Ambulatory/urgent care can play many useful roles in a PHM strategy. In areas where access to primary care is limited, ambulatory networks can help to fill the gaps by delivering preventative services and assisting patients with chronic disease management.
UCCs can also work with EDs to transition patients to a higher level of care when needed and provide follow-up care for discharged patients.
As our industry shifts toward value-based reimbursement, experts predict that UCCs will grow in prominence — and could even become our default acute care providers. "Ambulatory networks will eventually supplant hospitals as the hubs of successful healthcare organizations," Mark Coughlin, senior vice president of advisory services at Hammes Company, told Becker's Hospital Review last year.
The ascendance of UCCs was underscored by HealthLeaders 2013 intelligence report, which surveyed leaders at 315 health systems, hospitals and physician groups nationwide. Fifty-three percent of respondents reported that they were establishing their own clinics or walk-in centers in preparation for PHM, and an additional 40 percent were working to partner with existing ambulatory facilities in the community.
But there are potential down sides to this shift — perhaps most notably the loss of the traditional doctor-patient relationship.
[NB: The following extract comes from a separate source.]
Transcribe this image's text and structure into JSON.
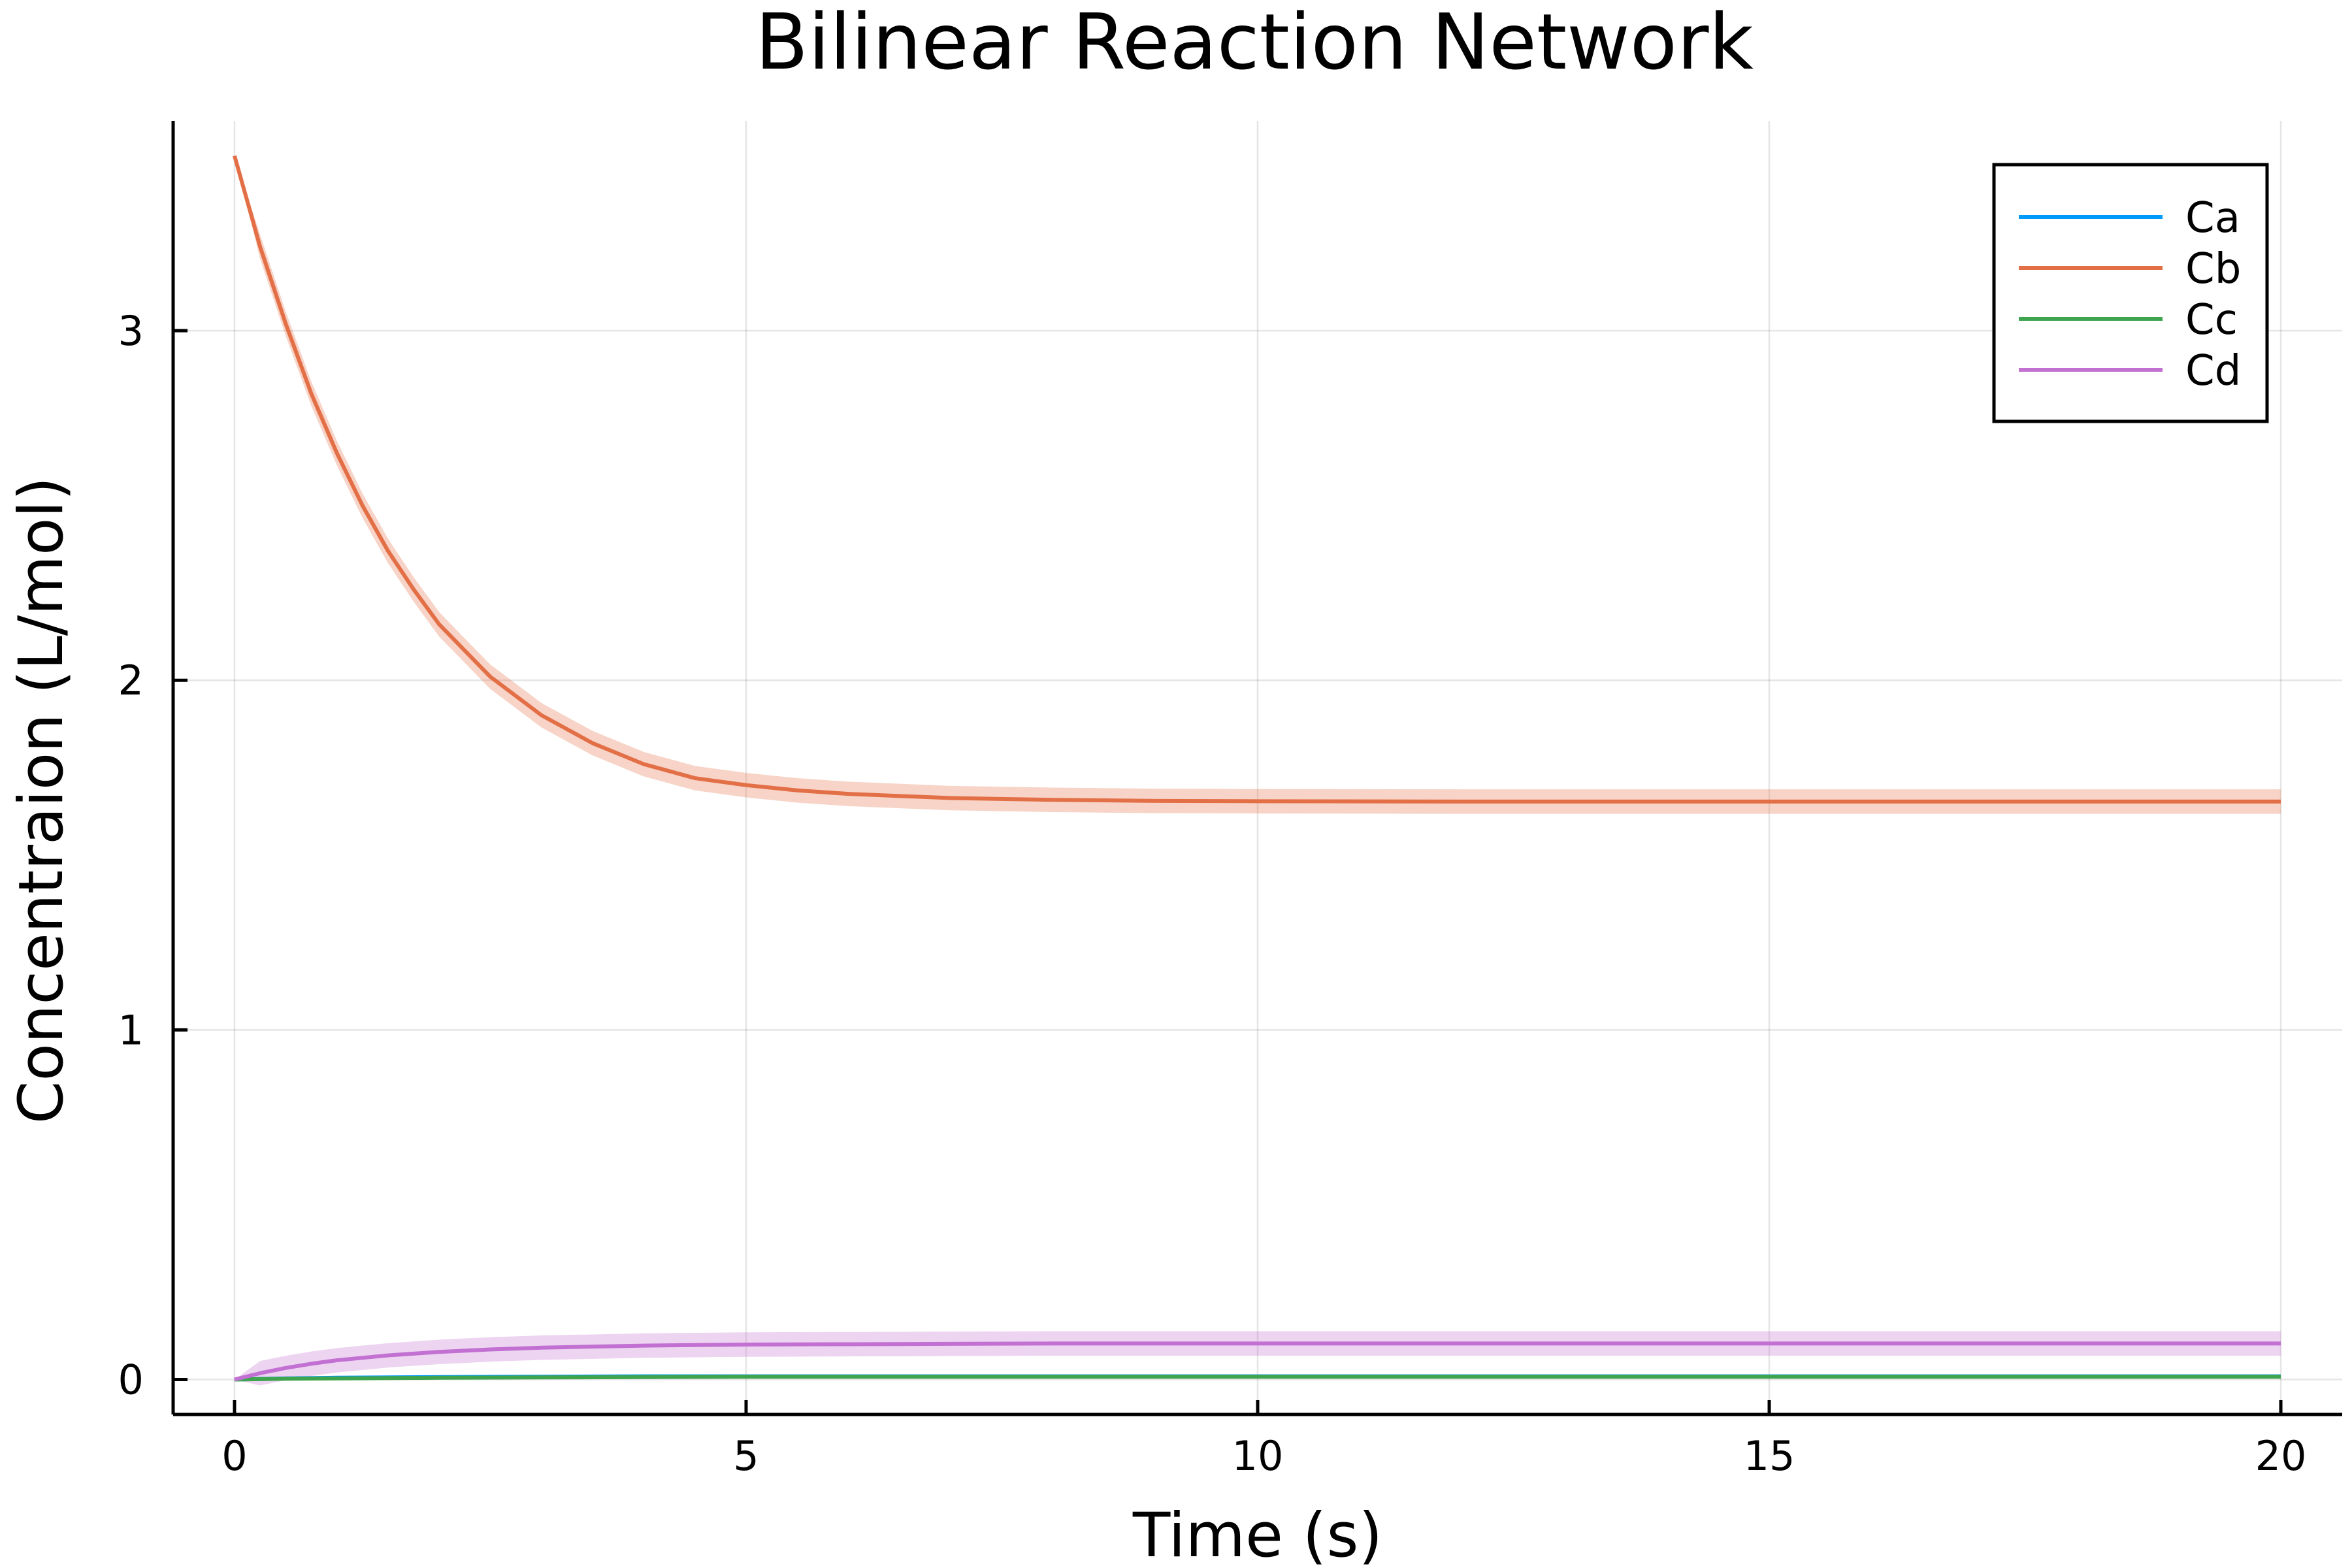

While most primary care physicians don't make house calls like my pediatrician did, they do feel personally invested in their patients. They know their histories. And ideally, there's a certain level of trust.
"The relationship I have with my patients and the comprehensiveness of care I provide to them is important," Dr. Robert L. Wergin, president-elect of the American Academy of Family Physicians, recently told the New York Times. "While there is a role for these centers, if I were sick I'd rather see my regular doctor, and I hope my patients feel that way."
I think he has a point. We're facing a scenario where access, cost and convenience could trump the once-sacred patient-physician relationship.
Under PHM, our physicians will have access to a wealth of data about us (which they'll ideally use to guide care). But that's not the same as knowing us. And I can't help feeling that despite the benefits, something important will be lost.